Making Music: Kompoz
From blog.wired.com, Kompoz: Socially-Networked Music Creation by Eliot Van Buskirk, September 26, 2007.
Social networking is an activity in and of itself, but as the preponderance of applications and widgets on social networks indicates, things get a lot more interesting when there’s something to do other than adding friend after friend. For specialized activities like making music, it makes more sense to create an entire social network centered around the activity than to embed an application in an existing network.

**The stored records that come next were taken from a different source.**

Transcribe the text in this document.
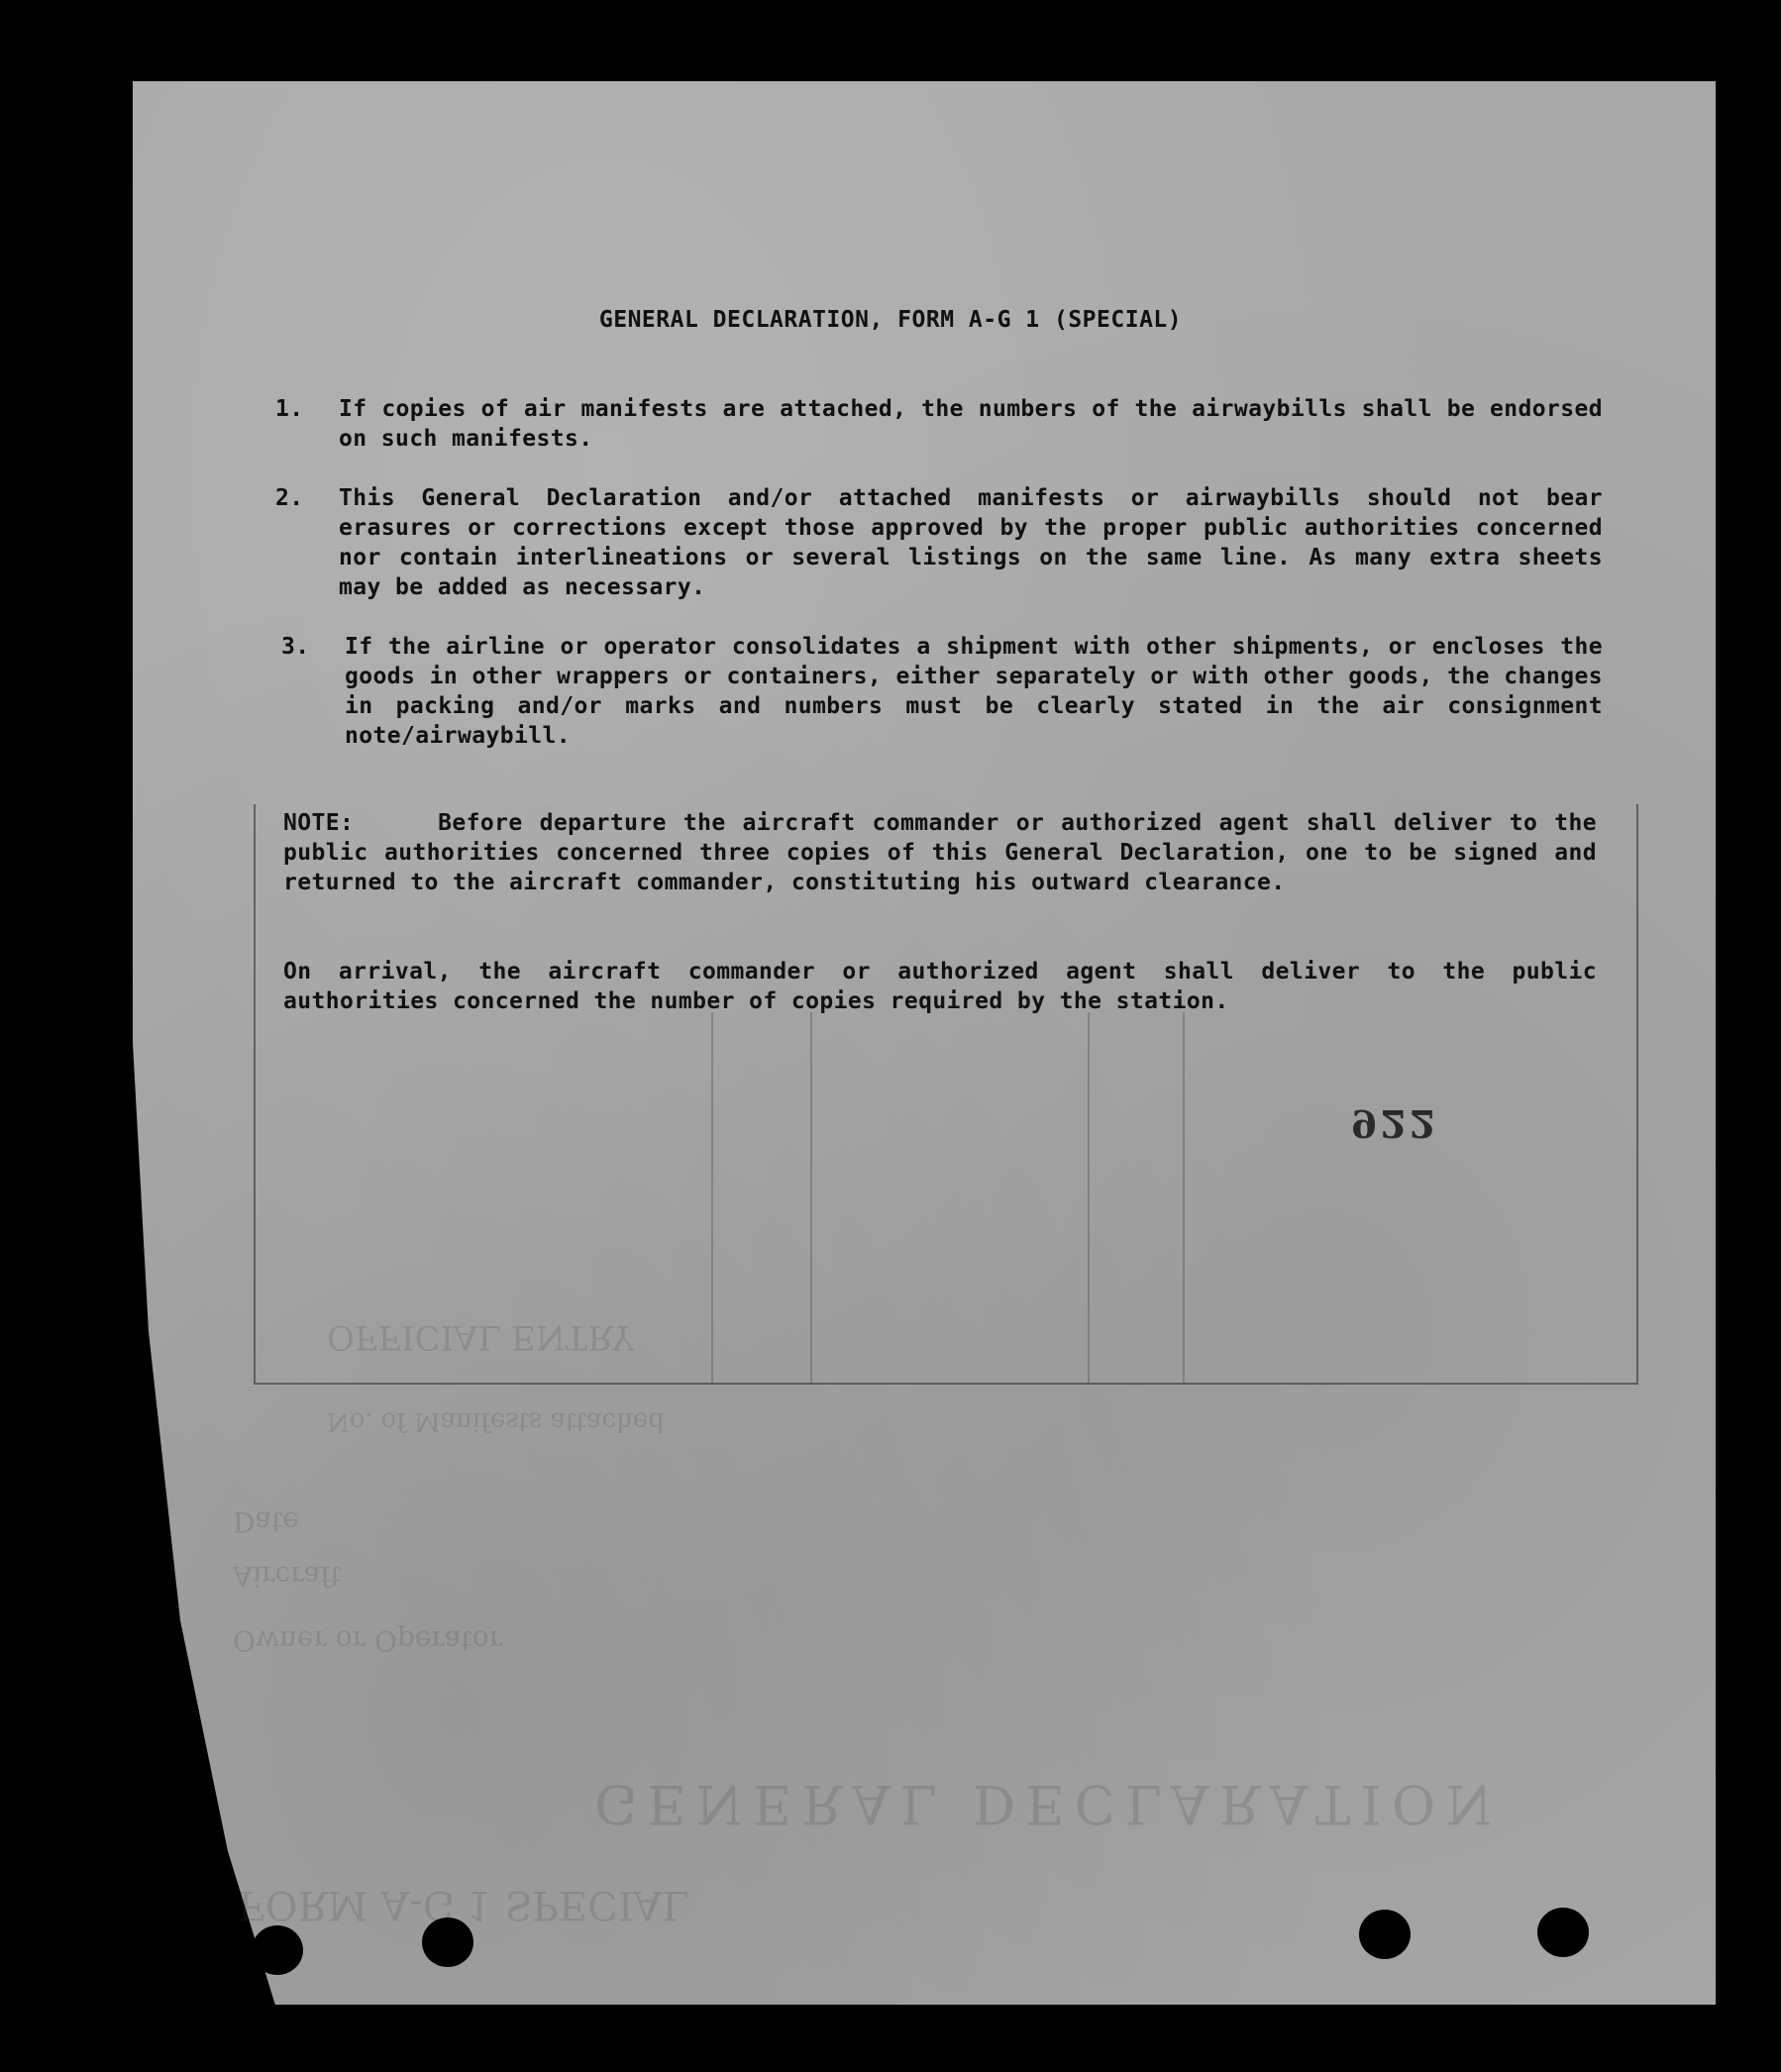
GENERAL DECLARATION, FORM A-G 1 (SPECIAL)
1.	If copies of air manifests are attached, the numbers of the airwaybills shall be endorsed on such manifests.
2.	This General Declaration and/or attached manifests or airwaybills should not bear erasures or corrections except those approved by the proper public authorities concerned nor contain interlineations or several listings on the same line. As many extra sheets may be added as necessary.
3.	If the airline or operator consolidates a shipment with other shipments, or encloses the goods in other wrappers or containers, either separately or with other goods, the changes in packing and/or marks and numbers must be clearly stated in the air consignment note/airwaybill.
NOTE:	Before departure the aircraft commander or authorized agent shall deliver to the public authorities concerned three copies of this General Declaration, one to be signed and returned to the aircraft commander, constituting his outward clearance.
On arrival, the aircraft commander or authorized agent shall deliver to the public authorities concerned the number of copies required by the station.
922
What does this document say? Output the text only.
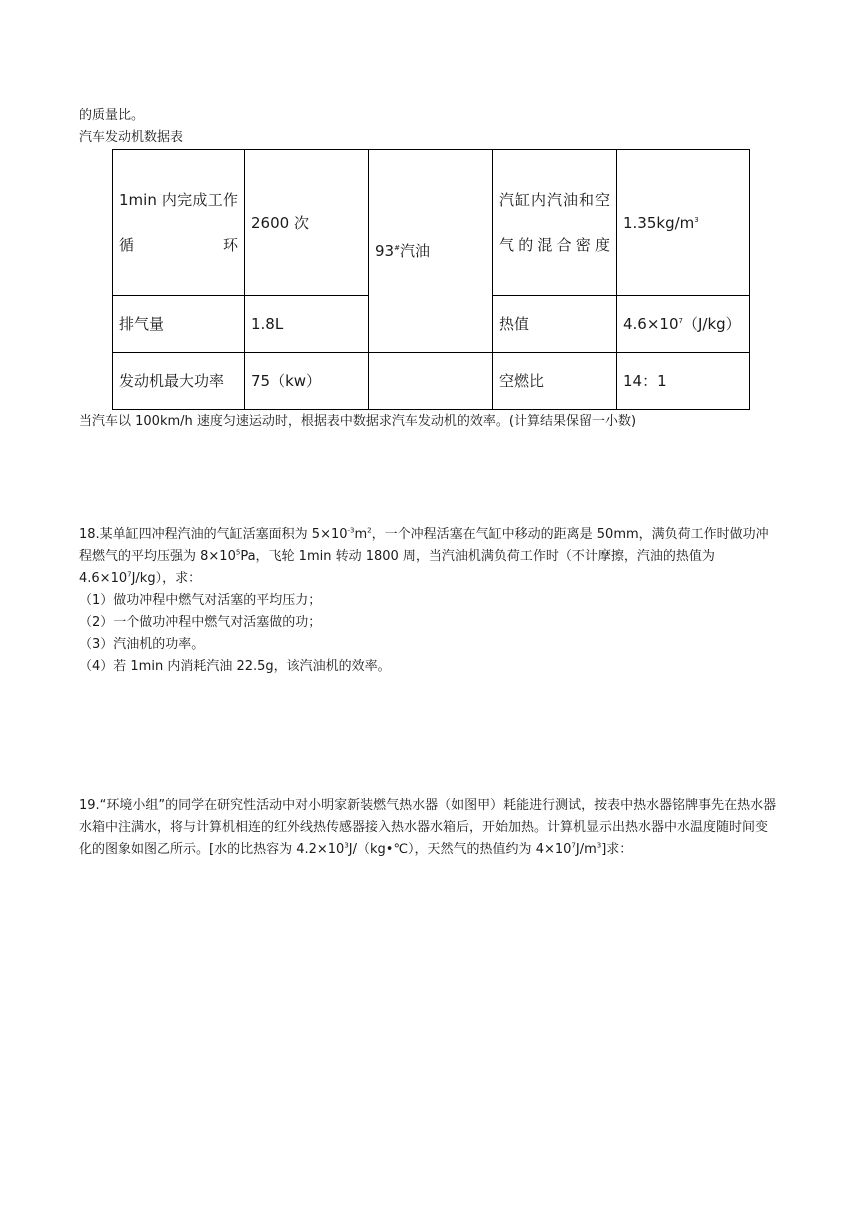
的质量比。
汽车发动机数据表
1min 内完成工作循环	2600 次	93#汽油	汽缸内汽油和空气的混合密度	$1.35kg/m^3$
排气量	1.8L		热值	$4.6\times 10^7(J/kg)$
发动机最大功率	75（kw）		空燃比	14：1
当汽车以 100km/h 速度匀速运动时，根据表中数据求汽车发动机的效率。(计算结果保留一小数)

18.某单缸四冲程汽油的气缸活塞面积为 $5\times 10^{-3}m^2$，一个冲程活塞在气缸中移动的距离是 50mm，满负荷工作时做功冲程燃气的平均压强为 $8\times 10^5Pa$，飞轮 1min 转动 1800 周，当汽油机满负荷工作时（不计摩擦，汽油的热值为 $4.6\times 10^7J/kg$），求：

（1）做功冲程中燃气对活塞的平均压力；

（2）一个做功冲程中燃气对活塞做的功；

（3）汽油机的功率。

（4）若 1min 内消耗汽油 22.5g，该汽油机的效率。

19.“环境小组”的同学在研究性活动中对小明家新装燃气热水器（如图甲）耗能进行测试，按表中热水器铭牌事先在热水器水箱中注满水，将与计算机相连的红外线热传感器接入热水器水箱后，开始加热。计算机显示出热水器中水温度随时间变化的图象如图乙所示。[水的比热容为 $4.2\times 10^3J/(kg•℃)$，天然气的热值约为 $4\times 10^7J/m^3$]求：
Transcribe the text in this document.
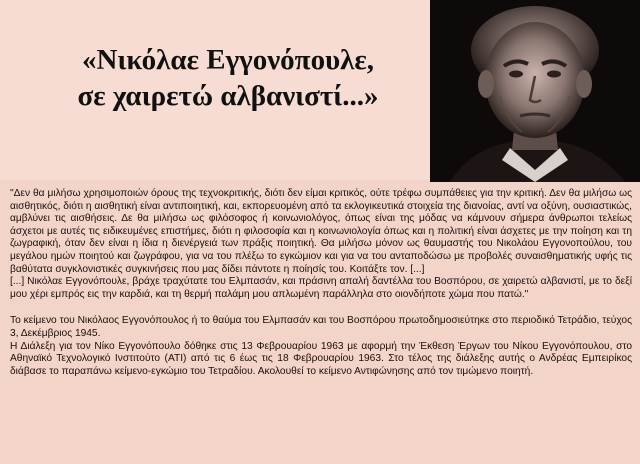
«Νικόλαε Εγγονόπουλε,
σε χαιρετώ αλβανιστί...»

"Δεν θα μιλήσω χρησιμοποιών όρους της τεχνοκριτικής, διότι δεν είμαι κριτικός, ούτε τρέφω συμπάθειες για την κριτική. Δεν θα μιλήσω ως αισθητικός, διότι η αισθητική είναι αντιποιητική, και, εκπορευομένη από τα εκλογικευτικά στοιχεία της διανοίας, αντί να οξύνη, ουσιαστικώς, αμβλύνει τις αισθήσεις. Δε θα μιλήσω ως φιλόσοφος ή κοινωνιολόγος, όπως είναι της μόδας να κάμνουν σήμερα άνθρωποι τελείως άσχετοι με αυτές τις ειδικευμένες επιστήμες, διότι η φιλοσοφία και η κοινωνιολογία όπως και η πολιτική είναι άσχετες με την ποίηση και τη ζωγραφική, όταν δεν είναι η ίδια η διενέργειά των πράξις ποιητική. Θα μιλήσω μόνον ως θαυμαστής του Νικολάου Εγγονοπούλου, του μεγάλου ημών ποιητού και ζωγράφου, για να του πλέξω το εγκώμιον και για να του ανταποδώσω με προβολές συναισθηματικής υφής τις βαθύτατα συγκλονιστικές συγκινήσεις που μας δίδει πάντοτε η ποίησίς του. Κοιτάξτε τον. [...]

[...] Νικόλαε Εγγονόπουλε, βράχε τραχύτατε του Ελμπασάν, και πράσινη απαλή δαντέλλα του Βοσπόρου, σε χαιρετώ αλβανιστί, με το δεξί μου χέρι εμπρός εις την καρδιά, και τη θερμή παλάμη μου απλωμένη παράλληλα στο οιονδήποτε χώμα που πατώ."

Το κείμενο του Νικόλαος Εγγονόπουλος ή το θαύμα του Ελμπασάν και του Βοσπόρου πρωτοδημοσιεύτηκε στο περιοδικό Τετράδιο, τεύχος 3, Δεκέμβριος 1945.

Η Διάλεξη για τον Νίκο Εγγονόπουλο δόθηκε στις 13 Φεβρουαρίου 1963 με αφορμή την Έκθεση Έργων του Νίκου Εγγονόπουλου, στο Αθηναϊκό Τεχνολογικό Ινστιτούτο (ΑΤΙ) από τις 6 έως τις 18 Φεβρουαρίου 1963. Στο τέλος της διάλεξης αυτής ο Ανδρέας Εμπειρίκος διάβασε το παραπάνω κείμενο-εγκώμιο του Τετραδίου. Ακολουθεί το κείμενο Αντιφώνησης από τον τιμώμενο ποιητή.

We covered socially-networked music creation sites in April, but recently came across another site where musicians can create profiles and record together online: Kompoz. Anyone can create a new project on the site and upload individual tracks to it in the MP3, WMA, or WAV formats. After choosing a Creative Commons license, you can invite other users to add tracks to your project. Or, you can search the site by genre, artist/member, talent/instrument needed, keyword, tag, and/or license type to join someone else’s. Every project has its own discussion forum where participants can post ideas and suggestions for the song.
Some social music creation sites let you record directly onto the site, but with Kompoz (and some others), you download tracks into your own music creation software and then upload your contribution to the site. Although this system isn’t as convenient as recording directly into the online project, it allows for higher-quality results and allows people to use familiar, full-featured software.
Check out the dub track “Psycho Riddim,” a project started by a Floridian who is “10 and just starting to learn to play drums.” Between his original beat and all of the stuff people are adding, it’s turning into a nicely fleshed-out track (the dub genre, with its repetition and layering, seems to work particularly well for this sort of collaboration).